DÉPLIEMENTS
Patrick Javault
2018
L’œuvre de Raffaella della Olga prend son origine dans le choix de la machine à écrire comme moyen d’expression et du livre comme espace. De l’objet technique réduit à l’usage d’une dizaine de touches, essentiellement de ponctuation, elle a fait l’outil qui lui sert à tracer des lignes brisées, des bandes, ou des grilles plus ou moins serrées. Le tiret qui peut se lire aussi comme un intervalle ou comme le signe moins est pour ces raisons son signe de prédilection.
Dans une écriture faite d’abord pour être vue, renoncer presque totalement au mot ne relève pas seulement d’un ascétisme, c’est aussi une façon de creuser un peu plus la distance avec les actes juridiques et administratifs auxquels la machine doit sa naissance et son développement. Éliminant le ruban encreur, l’artiste lui substitue une feuille de carbone qui lui sert à écrire sur des feuilles de papier ou de calque sous lesquelles sont glissées des bouts de tissu ou des grillages de nylon. La frappe extrait alors de la cire des motifs inédits, des trames de signes, des plans plus ou moins confus et brouillés où s’abolit la distinctions entre texte et texture, celle entre marque et empreinte.
L’inscription de l’écriture sur des pages imprégnées de traces du tissu produit un effet de réel; un peu comme si la vibration du dehors (celle des corps en mouvement), les bruits ou la rumeur, étaient absorbés dans l’espace du livre.
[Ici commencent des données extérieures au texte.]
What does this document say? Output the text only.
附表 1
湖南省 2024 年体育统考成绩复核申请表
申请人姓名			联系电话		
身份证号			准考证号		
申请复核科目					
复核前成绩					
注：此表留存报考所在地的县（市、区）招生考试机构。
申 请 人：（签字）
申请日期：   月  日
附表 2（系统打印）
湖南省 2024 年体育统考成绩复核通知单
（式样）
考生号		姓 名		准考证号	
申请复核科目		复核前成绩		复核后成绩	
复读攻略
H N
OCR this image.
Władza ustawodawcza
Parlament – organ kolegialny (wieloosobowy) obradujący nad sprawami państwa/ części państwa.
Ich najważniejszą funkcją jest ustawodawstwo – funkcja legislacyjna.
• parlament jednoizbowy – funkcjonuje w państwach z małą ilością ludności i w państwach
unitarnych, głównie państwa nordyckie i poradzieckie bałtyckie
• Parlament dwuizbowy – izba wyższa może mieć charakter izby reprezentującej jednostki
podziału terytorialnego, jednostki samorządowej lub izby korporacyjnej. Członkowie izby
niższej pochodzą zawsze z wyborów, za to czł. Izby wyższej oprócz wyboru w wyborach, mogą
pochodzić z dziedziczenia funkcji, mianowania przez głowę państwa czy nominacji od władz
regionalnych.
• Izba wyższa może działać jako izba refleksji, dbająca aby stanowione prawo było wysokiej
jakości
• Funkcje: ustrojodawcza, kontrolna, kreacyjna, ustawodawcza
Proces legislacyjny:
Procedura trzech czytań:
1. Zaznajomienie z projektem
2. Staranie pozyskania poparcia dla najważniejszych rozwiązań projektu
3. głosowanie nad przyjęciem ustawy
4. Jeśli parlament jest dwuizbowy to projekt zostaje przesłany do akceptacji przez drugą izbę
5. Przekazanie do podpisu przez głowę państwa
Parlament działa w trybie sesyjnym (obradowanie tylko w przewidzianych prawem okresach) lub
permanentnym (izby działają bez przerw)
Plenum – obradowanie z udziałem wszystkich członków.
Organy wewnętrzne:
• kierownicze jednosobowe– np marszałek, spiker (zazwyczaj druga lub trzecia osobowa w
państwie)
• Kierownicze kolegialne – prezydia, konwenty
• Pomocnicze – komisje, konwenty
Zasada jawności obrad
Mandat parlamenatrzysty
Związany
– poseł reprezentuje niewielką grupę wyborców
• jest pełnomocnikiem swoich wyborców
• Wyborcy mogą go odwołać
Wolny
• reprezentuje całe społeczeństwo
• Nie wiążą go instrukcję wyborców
Le tapuscrit T11 réalise d’éblouissante façon une sorte d’échantillonnage (sampling en anglais) de poésie visuelle et de textures inédites. La poésie visuelle avec laquelle l’œuvre de l’artiste entretient un lien étroit est aussi un défi à la diction encore plus qu’à la lecture; elle doit, au moins idéalement, pouvoir être entendue. Les compositions de della Olga dessinent une écriture de silence et de souffles, et le travail des feuilles donne parfois à celles-ci une apparence de peau, de parchemin végétal. Ça respire sur tous les plans.
Le livre substitué à l’exposition, suivant la leçon esthétique et politique de Seth Siegelaub, c’est aussi le choix du mouvement: le parcours ou le défilement de pages qui se répondent ou s’enchaînent. Chaque ouvrage est fait de permutations, de variations, de substitutions de textures et de formes qui se superposent et s’animent au fil du feuilletage. La page verso se découvre Autre du recto et le négatif fait apparaître une écriture en relief. Avec Ventisette Bandiere, l’artiste donne sa vision de l’Union Européenne: vingt-sept livres d’une trentaine de pages consacrés à chacun des drapeaux nationaux, en jouant de la gamme colorée des carbones, et en recomposant les bandes et emblèmes à coup de tirets. C’est un éloge de la diversité autant qu’un jeu avec les représentations nationales, l’idée européenne comme un rêve de bibliothèque.
Si les œuvres de Raffaella della Olga racontent en filigrane une histoire économique et sociale (les instruments du bureau, le tissu Wax), elles résonnent aussi avec quelques œuvres qui ont nourri son évolution artistique, celles de quelques esprits frappeurs de l’art conceptuel ou de l’art concret; on songe, par exemple, à Anni Albers, pour qui la machine à écrire a servi à concevoir la trame de certains tissages.
À cette part relativement secrète de l’artiste qui s’épanouit à l’intérieur du livre répond la part expansive qui se manifeste sous l’aspect de découpes pratiquées dans des coupons de tissu ou d’étoffe venus d’Afrique ou d’Asie et qu’on trouve à Belleville ou ailleurs. Ces sortes de fenêtres créent des respirations dans le texte dense et serré produit par tant d’entreprises et d’ateliers délocalisés. Avec ces plans ajourés suspendus dans l’espace, della Olga dit sa volonté de faire plier l’architecture. Les effets optiques produits par les tissus, leur géométrie flottante et vibrante, et pour cette nouvelle exposition l’emploi d’un papier peint fait main et de tubes en équilibre précaire, sont autant de moyen de nier la solidité des murs et de contrer l’angle droit.
Les lignes verticales tracées sur les feuilles de soie qui recouvrent les murs l’ont été au moyen d’un fer à repasser appliqué sur des bandes de papier carbone. Deuxième outil principal, le fer à repasser sert à exprimer (comme on le dit du jus d’un citron) la cire colorée de la feuille carbone et à opérer un transfert d’énergie. Derrière le monde industriel et bureaucratique, se déploie un récit alternatif qui détourne le commerce des biens vers l’échange des idées et des sensations visuelles et tactiles. Lâchons donc le fil de ces métaphores pour nous engager dans la traversée des pages-écrans que déplie Raffaella della Olga au long de ses différents chantiers.